Figure S2: Relative transcription level of seven PRL2010 genes that were differentially expressed in wt and mutant by qPCR. Figure shows transcription levels of BBPR_RS00165, BBPR_RS05740, BBPR_RS08700, BBPR_RS08925, BBPR_RS04805, BBPR_RS09110, BBPR_RS06690 genes in wt and in PRL2010 luxS::pFREM30 mutant.

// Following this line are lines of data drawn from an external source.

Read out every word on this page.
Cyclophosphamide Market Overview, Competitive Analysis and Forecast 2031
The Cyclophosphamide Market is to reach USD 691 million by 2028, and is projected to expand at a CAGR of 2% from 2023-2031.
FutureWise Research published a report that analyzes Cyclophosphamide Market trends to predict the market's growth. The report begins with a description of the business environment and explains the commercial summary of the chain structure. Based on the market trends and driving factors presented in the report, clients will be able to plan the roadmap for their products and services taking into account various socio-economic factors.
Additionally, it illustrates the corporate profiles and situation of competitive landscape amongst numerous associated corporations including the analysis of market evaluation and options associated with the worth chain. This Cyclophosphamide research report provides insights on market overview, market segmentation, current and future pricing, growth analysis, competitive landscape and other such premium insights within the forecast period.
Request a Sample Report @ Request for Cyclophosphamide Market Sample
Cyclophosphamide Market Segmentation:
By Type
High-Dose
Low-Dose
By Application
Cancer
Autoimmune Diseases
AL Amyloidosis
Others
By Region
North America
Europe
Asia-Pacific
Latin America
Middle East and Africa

Figure S3: Differential gene expression of B. bifidum PRL2010 luxS::pFREM30 in fluidic contact with B. breve or with the wild‐type strain. In panel a, transcriptional changes in B. bifidum PRL2010 luxS::pFREM30 in fluidic coculture with B. breve are shown through Volcano plot (left) and MA plot (right). A subset of genes is significantly up‐regulated (violet; log2FC > 2.5, FDR < 0.05). No significant down‐regulation is observed under this condition. Panel b depicts Volcano plot (left) and MA plot (right) comparing the mutant exposed to the metabolites of the wild‐type strain. Very limited differential expression is observed, with only a small number of genes marginally regulated (orange points; log2FC < −2.5, FDR < 0.05).
Data S1.
Data Availability Statement
Raw sequences from RNA sequencing and raw sequences related to the whole‐genome sequence of the mutant through MinION and Illumina platforms are accessible through the Sequence Read Archive (SRA) under the BioProject accession number PRJNA1196324.